House debates
Thursday, 29 October 2009
Committees
Foreign Affairs, Defence and Trade Committee; Report
11:41 am
Stuart Robert (Fadden, Liberal Party) Share this | Hansard source
I rise to lend some comment to the Joint Committee on Foreign Affairs, Defence and Trade inquiry into the Defence annual report 2007-08. Let me first of all acknowledge Arch Bevis, member for Brisbane, as chair of the committee, who is certainly a wasted talent sitting on Labor’s backbench. If the Prime Minister had any sense at all, he would seek to promote a talent such as Arch Bevis, who has led the committee so incredibly well. I certainly pay him the respect he deserves. I also thank the defence adviser, Wing Commander David Ashworth, for all his work. I can only hope that in coming here he has learnt a lot about how the committee works, indeed how the parliament works, and can take that experience back to his professional career as an Air Force officer. I also thank the secretariat for the hard work they have done not only on this report but also throughout the year as the defence committee gets across the vast portfolio which is Defence within the Australian security environment.

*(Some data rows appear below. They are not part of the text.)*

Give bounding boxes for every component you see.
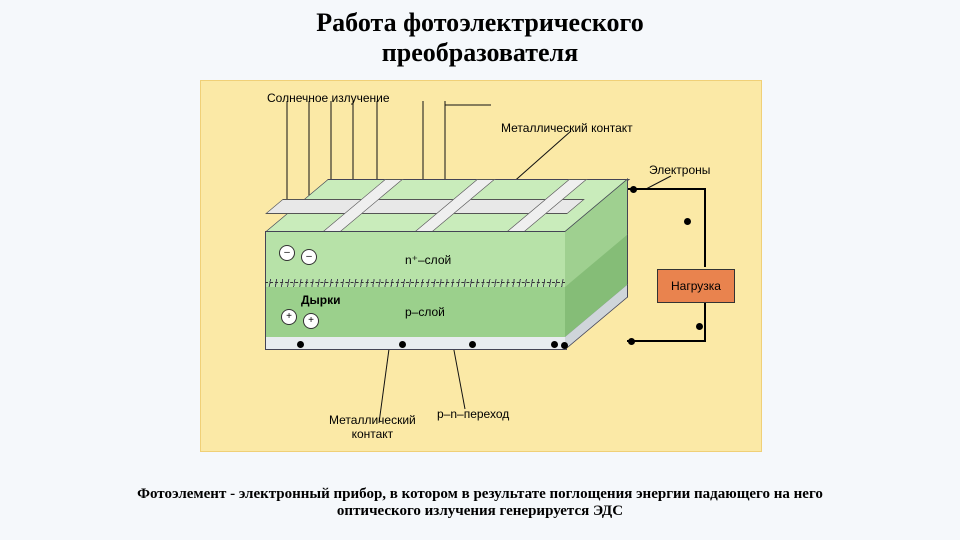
pn-junction-line	[265, 282, 565, 283]
pn-junction-label: p–n–переход	[437, 407, 509, 421]
electron-dot	[684, 218, 691, 225]
electron-dot	[399, 341, 406, 348]
caption-text: Фотоэлемент - электронный прибор, в кото…	[100, 486, 860, 520]
electron-dot	[551, 341, 558, 348]
base-contact	[265, 337, 567, 350]
electrons-label: Электроны	[649, 163, 710, 177]
sun-label: Солнечное излучение	[267, 91, 390, 105]
electron-dot	[628, 338, 635, 345]
hole-charge: +	[303, 313, 319, 329]
electron-dot	[469, 341, 476, 348]
electron-dot	[630, 186, 637, 193]
hole-charge: +	[281, 309, 297, 325]
electron-dot	[696, 323, 703, 330]
title-line-2: преобразователя	[0, 38, 960, 68]
page-title: Работа фотоэлектрического преобразовател…	[0, 8, 960, 68]
electron-dot	[561, 342, 568, 349]
bottom-contact-label: Металлический контакт	[329, 413, 416, 441]
electron-charge: –	[301, 249, 317, 265]
top-contact-label: Металлический контакт	[501, 121, 633, 135]
load-box: Нагрузка	[657, 269, 735, 303]
electron-dot	[297, 341, 304, 348]
n-layer-label: n⁺–слой	[405, 253, 451, 267]
solar-cell: n⁺–слой p–слой Дырки – – + +	[265, 231, 565, 361]
holes-label: Дырки	[301, 293, 341, 307]
title-line-1: Работа фотоэлектрического	[0, 8, 960, 38]
diagram-panel: n⁺–слой p–слой Дырки – – + + Нагрузка Со…	[200, 80, 762, 452]
p-layer-label: p–слой	[405, 305, 445, 319]
electron-charge: –	[279, 245, 295, 261]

The Defence annual report ostensibly looked at four key areas and its recommendations are factored around those. They have to do with procurement, with Defence pay systems, with issues involving our submarine facilities and with fuel. I wish to make a few comments with respect to those four areas.
First, with procurement, the committee recommends that, in the absence of a clear strategic case for high risk, first of type lead customer, we go with a MOTS program, MOTS being military off the shelf. In a corporate sense we would go with COTS, commercial off the shelf: that we would buy, we would borrow and then build as a last resort. The committee recommends this strongly for Defence as well. Buy off the shelf first. Borrow it second. And if you must, for clearly identified reasons, then go for a build option. We know with Defence’s top 20 projects 16 of them are first of customer, first of type—an incredibly high-risk strategy. We also know from questioning Dr Gumley over the best approach that we should be an aggressive follower, in his words slightly behind the power curve; second or third customer first of type, to give an example. It is something we would impress upon the military, notwithstanding their ability on a strategic case-by-case basis to go for a build in the first instance.
Secondly, the Defence annual report inquiry recommends strongly that a high priority is placed on fixing the current pay disputes. KPMG has quite rightly identified a range of issues that need to be resolved quickly. The minister needs to take this as a high priority. There is probably no greater crime in the military, having served there for many years, than not paying the soldiers, sailors and airmen. It is important that we pay them on time. They have commitments, they have families and they need to have confidence in the administrative systems that support them, especially when they are fighting on the front line, which is the front line of freedom for all Western democracies.
Our third series of recommendations has to do with our submarine fleet. I believe personally we need an inquiry into the current state of our submarine fleet, its operational readiness, its capacity to deploy, its crewing issues and where the whole submarine fleet is going. Notwithstanding that as my personal belief about where we should go, we as a committee are recommending that the submarine escape training facility at HMAS Stirling be resolved, be re-established and function as a dedicated requirement to allow the training of our submariners in how to flee a sinking submarine. I can think of nothing more harrowing than being in a tin can as it descends to the bottom of the ocean when we do not have the facility to train our men and women on how to get out of that can. And, of course, we have a range of deployability issues with the Australian Submarine Rescue Vehicle Remora that need to be resolved without delay.
The final set of recommendations that the defence committee looked at had to do with fuel. With respect to the climate change debate, wherever one sits on the spectrum, what is important is managing the risks. One of the risks as we move forward is reliance on fossil fuels. I have a vision that one day this nation can rise up and be fully reliant on its own source of renewable energy and domestic fuel, that we can move away from reliance on Middle Eastern oil and that we can treat fuel as a strategic resource and have energy security as a priority within our nation. Our defence needs to have an assertive strategy on how it deals with its own energy security, especially with respect to fuels. There are a range of risks that need to be mitigated in our high dependence on oil and other fuels that go with it. The committee are firmly of the view that we need to mitigate that risk and set an agenda for the next 10 years on how we do that.
The Parliamentary Joint Committee on Foreign Affairs, Defence and Trade is an outstanding committee. It has taken a bipartisan approach to all issues that I have been involved with over the term of this parliament. Its view on these four recommendations is strong, and it looks forward to Defence’s response.
Debate (on motion by Ms Owens) adjourned.